Slagging is so much part of what we do, that we find it odd when someone objects
In America, positive reinforcement comes in clearly marked packages. Parents are told to tell their kids they are special and unique. Bosses are told to tell their staff how valuable they are and what a great contribution they make to the company.
In Ireland, we've always tended to gift-wrap our positives somewhat differently. We do it by insult. The closeness of Irish friendships -- particularly Irish male friendships -- can often be measured by how egregiously the friends insult each other. Incompetence, ineptitude with the opposite sex, shortness, tallness, fatness, skinniness, hairiness and baldness are all highlighted to tighten the bonds of mutual affection.
Few other cultures do that. In Ireland a salesman can tell his team he's finally landed a big client and the team will say, 'glad to see you've finally pulled your thumb out, Mick'. But Mick will know what's meant is, 'we're proud of you'. We undermine each other to reinforce each other.
At least we used to.
The one area that we've never really been sure how to handle is race. You can slag your pal for being short, but slagging him for being black, or Asian or Hispanic tends to be off-limits. There are exceptions; a documentary a number of years ago featured an Irishman of Asian extraction who told a story of being in a pub where a guy at the bar kept glancing at him. Eventually the Asian/Irishman walked over and asked what the guy was looking at.
'You're a quare-lookin' excuse for an Irish man,' was the response. 'Fancy a pint?' It was told as a story of how welcoming the Irish can be, not how racist we can be.

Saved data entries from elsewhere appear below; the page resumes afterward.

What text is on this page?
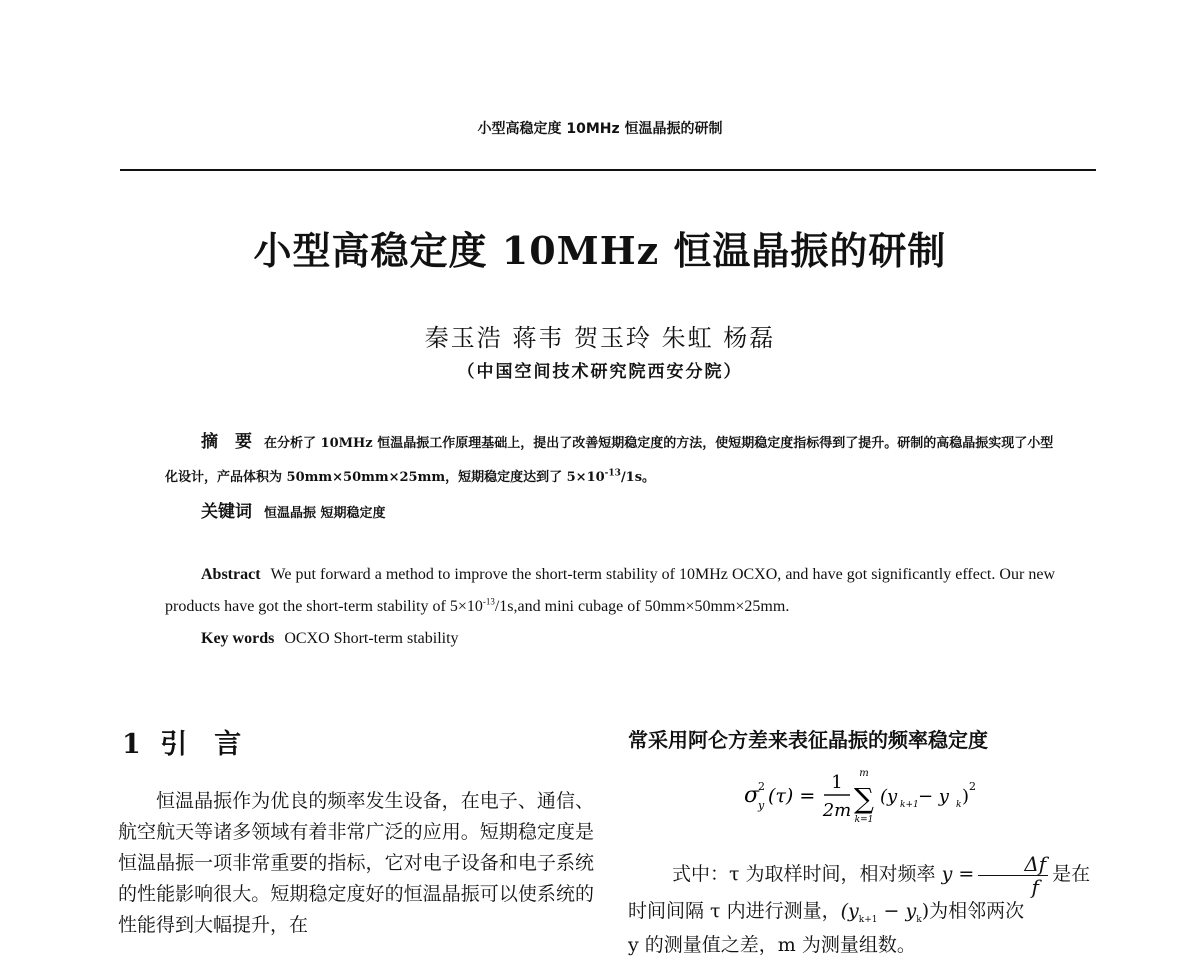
小型高稳定度 10MHz 恒温晶振的研制
小型高稳定度 10MHz 恒温晶振的研制
秦玉浩 蒋韦 贺玉玲 朱虹 杨磊
（中国空间技术研究院西安分院）
摘　要 在分析了 10MHz 恒温晶振工作原理基础上，提出了改善短期稳定度的方法，使短期稳定度指标得到了提升。研制的高稳晶振实现了小型化设计，产品体积为 50mm×50mm×25mm，短期稳定度达到了 $5\times 10^{-13}/1s$。
关键词 恒温晶振 短期稳定度
Abstract We put forward a method to improve the short-term stability of 10MHz OCXO, and have got significantly effect. Our new products have got the short-term stability of $5\times 10^{-13}/1s,and$ mini cubage of 50mm×50mm×25mm.
Key words OCXO Short-term stability
1 引　言
恒温晶振作为优良的频率发生设备，在电子、通信、航空航天等诸多领域有着非常广泛的应用。短期稳定度是恒温晶振一项非常重要的指标，它对电子设备和电子系统的性能影响很大。短期稳定度好的恒温晶振可以使系统的性能得到大幅提升，在
常采用阿仑方差来表征晶振的频率稳定度
σ
y
2 (τ) =
1
2m
m
∑
k=1
(y k+1 − y k ) 2
式中：τ 为取样时间，相对频率 $y = \frac{\Delta f}{f}$ 是在
时间间隔 τ 内进行测量，$(y_{k+1} - y_k)$为相邻两次
y 的测量值之差，m 为测量组数。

A case this week highlighted that we haven't quite found the line where insult as compliment becomes insult as insult. A pipe-fitter from the UK was awarded €20,000 because his Irish colleagues abused him. They read out negative football results about the English team in the World Cup, sang rebel songs and whenever a dangerous job came up said 'send the Brit in'.
The man took it all as personal assault. The people doing it probably believed their actions to be nationally acceptable: we take pride in beating the English. Ray Houghton is still a national hero because of his goal against England in Euro '88. Christy Moore even wrote a song calling Houghton's goal 'revenge for Skibbereen'. Sure it's only a bit of craic. We don't really mean any harm.
The problem is that what turns craic into insult is reaction, not intent. What matters, is how the communication is received, not how it was intended. Many of us regularly cross the line of racism and insult deliberately and with good intentions, and find ourselves in a position where we depend on the reaction of the potential victim to define whether it's acceptable or not.
I have friends who regularly ask their gay friends if they 'were out picking curtains recently'; Catholic friends who keep telling their Protestant pals that they 'kick with the wrong foot'; I even once worked with a group from a disability organisation who referred to each other as 'cripples'. In each case, terms that are -- on the face of it -- brutally insulting were used to show affection, not rejection.
In other words, behaviour or terminology that one person may accept and even regard as positive can be another's abuse. In a workplace where rolling abuse is a big (and positive) part of the corporate culture, the presence of someone who finds it offensive means either they must be treated differently (and thereby excluded, which in itself is not acceptable) or the entire culture must change. Changing a culture is difficult. And can create its own set of resentments against the perceived catalyst of the change.
That's why judgments such as the one this week may cause more trouble than they solve. The ideal result would be that people would feel sorry for the person who was abused. In reality it's more likely that they'll blame the victim. They'll probably attribute intent. They'll think, 'I bet they were only messing with him. Sure I get called a Jackeen by my friends from Cork and I call them langers. It was only messing. They didn't mean any harm;'
Oddly, intent is irrelevant. It doesn't matter whether an insult is intended to be malicious or affectionate; if it's perceived as hurtful, then it is.
Because insulting each other is so much a part of what we do, we find it odd that someone could object. But lots of people find offensive what we find normal; a colleague of mine was recently at a two-day meeting in New York. Early on, he realised that one of the Americans in attendance was an obnoxious, distant, dislikeable pain in the arse. But, because he had to get the best out of him, he spent the first coffee break trying to establish what was wrong.
Turned out to be simple. One word: 'Jaysus'. Every time my colleague said it, the American flinched because he regarded it as blasphemy. In a situation like that there's no point trying to explain that 'Jaysus' is used by the Irish in a way that has shag all to do with the man upstairs. No point explaining that even Irish priests use 'Jaysus' willy-nilly. No amount of argument would change the American's mind about what he saw to be blasphemy.
And no amount of argument will make someone who has been insulted or victimised think that it's just a bit of craic.